Reprezentacja Francji sensacyjnie odpadła z mistrzostw świata po przegranej z Argentyną. - Dla nas ważne w tym meczu było to, żeby cały czas walczyć, wierzyć i naciskać - mówił po meczu Benjamin Toniutti.

Korespondencja z Filipin - Arkadiusz Dudziak 

Ogromna sensacja na mistrzostwach świata siatkarzy stała się faktem. Reprezentacja Francji po porażce z Finlandią (2:3) stanęła na przepaścią. W meczu z Argentyną obie ekipy walczyły o życie.

To zespół z Ameryki Południowej wyszedł na prowadzenie 2:0, ale Trójkolorowi nie poddawali się i zdołali doprowadzić do tie-breaka. Ostatecznie musieli jednak uznać wyższość kapitalnie broniących się rywali. To Argentyńczycy wygrali decydującą odsłonę, a Francuzi nie wyszli nawet z grupy.

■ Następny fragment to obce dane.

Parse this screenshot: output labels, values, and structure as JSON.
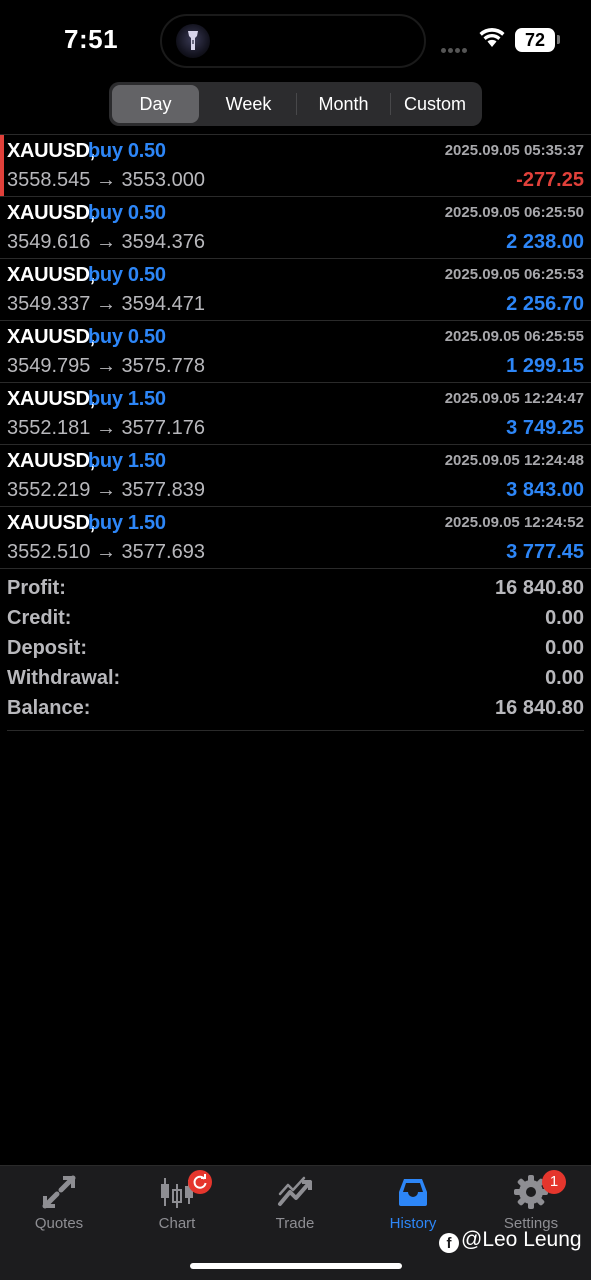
{
  "status": {
    "time": "7:51",
    "battery": "72"
  },
  "periods": {
    "items": [
      "Day",
      "Week",
      "Month",
      "Custom"
    ],
    "selected": "Day"
  },
  "deals": [
    {
      "symbol": "XAUUSD,",
      "type": "buy 0.50",
      "datetime": "2025.09.05 05:35:37",
      "prices": "3558.545 → 3553.000",
      "profit": "-277.25",
      "profit_sign": "negative"
    },
    {
      "symbol": "XAUUSD,",
      "type": "buy 0.50",
      "datetime": "2025.09.05 06:25:50",
      "prices": "3549.616 → 3594.376",
      "profit": "2 238.00",
      "profit_sign": "positive"
    },
    {
      "symbol": "XAUUSD,",
      "type": "buy 0.50",
      "datetime": "2025.09.05 06:25:53",
      "prices": "3549.337 → 3594.471",
      "profit": "2 256.70",
      "profit_sign": "positive"
    },
    {
      "symbol": "XAUUSD,",
      "type": "buy 0.50",
      "datetime": "2025.09.05 06:25:55",
      "prices": "3549.795 → 3575.778",
      "profit": "1 299.15",
      "profit_sign": "positive"
    },
    {
      "symbol": "XAUUSD,",
      "type": "buy 1.50",
      "datetime": "2025.09.05 12:24:47",
      "prices": "3552.181 → 3577.176",
      "profit": "3 749.25",
      "profit_sign": "positive"
    },
    {
      "symbol": "XAUUSD,",
      "type": "buy 1.50",
      "datetime": "2025.09.05 12:24:48",
      "prices": "3552.219 → 3577.839",
      "profit": "3 843.00",
      "profit_sign": "positive"
    },
    {
      "symbol": "XAUUSD,",
      "type": "buy 1.50",
      "datetime": "2025.09.05 12:24:52",
      "prices": "3552.510 → 3577.693",
      "profit": "3 777.45",
      "profit_sign": "positive"
    }
  ],
  "summary": [
    {
      "label": "Profit:",
      "value": "16 840.80"
    },
    {
      "label": "Credit:",
      "value": "0.00"
    },
    {
      "label": "Deposit:",
      "value": "0.00"
    },
    {
      "label": "Withdrawal:",
      "value": "0.00"
    },
    {
      "label": "Balance:",
      "value": "16 840.80"
    }
  ],
  "tabs": [
    {
      "label": "Quotes",
      "icon": "quotes-icon"
    },
    {
      "label": "Chart",
      "icon": "chart-candles-icon"
    },
    {
      "label": "Trade",
      "icon": "trade-icon"
    },
    {
      "label": "History",
      "icon": "history-inbox-icon",
      "active": true
    },
    {
      "label": "Settings",
      "icon": "gear-icon",
      "badge": "1"
    }
  ],
  "watermark": "@Leo Leung",
  "colors": {
    "accent_blue": "#2d86f7",
    "loss_red": "#e0403a",
    "badge_red": "#e5362d",
    "background": "#000000",
    "tabbar_bg": "#1c1c1e"
  }
}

ZOBACZ WIDEO: Pod siatką: Niespodziewany bohater reprezentacji. Szczere słowa o Kurku i MŚ

- To był mecz na bardzo wysokim poziomie. Niestety na Argentynę to nie wystarczyło. Rywale byli mentalnie silni do samego końca. Wróciliśmy, ale straciliśmy swoje okazje w pierwszym i drugim secie. Przegraliśmy jednak z Finlandią i to jest powód naszego odpadnięcia. Nie mogę powiedzieć wiele złego o tym, jak zagraliśmy z Argentyną, bo to dwa bardzo dobrze - mówi kapitan reprezentacji

- Dla nas ważne w tym meczu było to, żeby cały czas walczyć, wierzyć i naciskać na rywali, by doprowadzić do tie-breaka. Niestety, nie udało się nam wygrać - dodaje rozgrywający.

Te mistrzostwa świata obfitują w sensacje. Oprócz Francuzów z turnieju po fazie grupowej odpadła już Japonia, wymienia w gronie faworytów do medalu. Niespodzianką było to też odpadnięcie Kuby po przegranej z Portugalią.

- Każdy oczekiwał złotego medalu od ekipy, która wygrała igrzyska. Wielu faworytów odpadło: Japonia, Kuba, a Włosi walczą z Ukrainą o pozostanie w turnieju. Wiele drużyn prezentuje teraz wysoki poziom i nie ma takiej dużej różnicy - tłumaczy siatkarz.

Po meczu widać było, że wielu Francuzów było załamanych porażką. Część z nich przechodząc przez strefę wywiadów ocierała łzy. Nic dziwnego. Mistrzostwa świata to jedyny turniej, którego Trójkolorowi jeszcze nie wygrali. Dla niektórych z nich mogła to być ostatnia szansa na triumf. Do tego grona należy 35-letni Toniutti.

Na pytanie czy reprezentacja przejdzie zmiany kadrowe odpowiedział jasno. - Teraz to nie jest dobry moment, by o tym mówić. Musimy wziąć głęboki oddech. Mamy jednak następną generację bardzo dobrych graczy - tłumaczy siatkarz.